I should have been more clear. What I meant to convey was that penalties last year had no direct impact on the offending team’s score. Thus, OPR would have no way to tell that a team was hurting their alliance because of penalties. Since penalties this year are subtractive, they are reflected in the OPR calculations.
What I am curious about is an alternate OPR calculation for last year which would use the following formula in the match score matrix instead of the nominal score:
adjusted score = (nominal score) - (penalty points incurred by opposing alliance) + (penalty points incurred by this alliance)
Actually, I do remember uOPR (unpenalized OPR) being calculated last year.
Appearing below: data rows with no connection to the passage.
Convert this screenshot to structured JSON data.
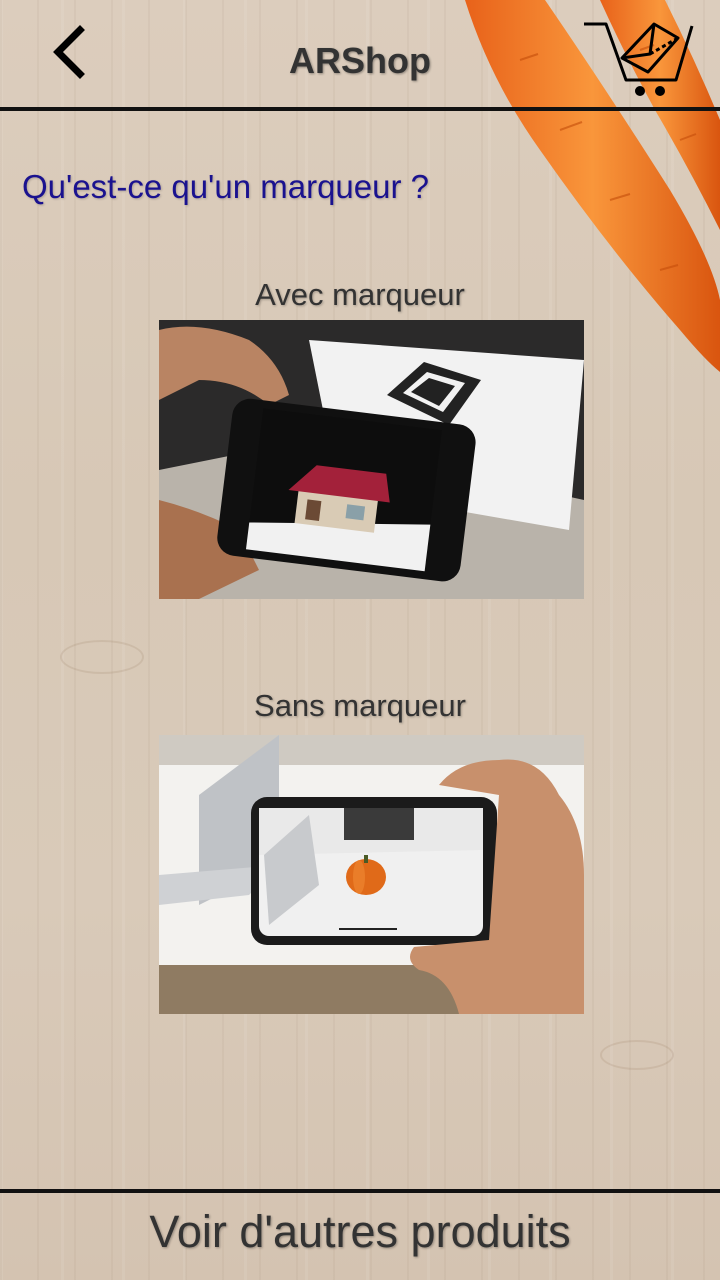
{
  "header": {
    "title": "ARShop"
  },
  "main": {
    "question": "Qu'est-ce qu'un marqueur ?",
    "sections": [
      {
        "caption": "Avec marqueur"
      },
      {
        "caption": "Sans marqueur"
      }
    ]
  },
  "footer": {
    "button_label": "Voir d'autres produits"
  },
  "colors": {
    "question": "#1a128f",
    "text": "#333333",
    "divider": "#111111",
    "carrot": "#f07a22"
  },
  "icons": {
    "back": "chevron-left-icon",
    "cart": "ar-cart-icon"
  }
}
Was this the method of obtaining that? Or did it just subtract out all penalty points incurred without adding any back in?
Is this at all helpful?
Column headings are as follows:
* *L2s Final Score OPR L2f Foul OPR L2h Hybrid OPR L2t TeleOp OPR L2os Opponent's Final Score OPR L2of Opponent's Foul OPR L2oh Opponent's Hybrid OPR L2ot Opponent's TeleOp OPR As Average Final Score Af Average Foul Ah Average Hybrid At Average TeleOp Aos Opponents Average Final Score Aof Opponents Average Foul Aoh Opponents Average Hybrid Aot Opponents Average TeleOp uOPR unpenalized OPR = L2s - L2f uDPR unpenalized DPR = L2os - L2of uCCWM unpenalized CCWM = uOPR - uDPR EPA uOPR - (As - Af) M Matches Played
N.B. : The usual Twitter data caveats apply
There are more teams this year than ever before. The 1% is getting bigger and more elite ever year.
More than anything I think this statistic is showing the complete absence of defense from this years game.
Thanks for sharing this - it’s really interesting!
Thank you, that is indeed very helpful. I will play around more with this after my team competes this weekend.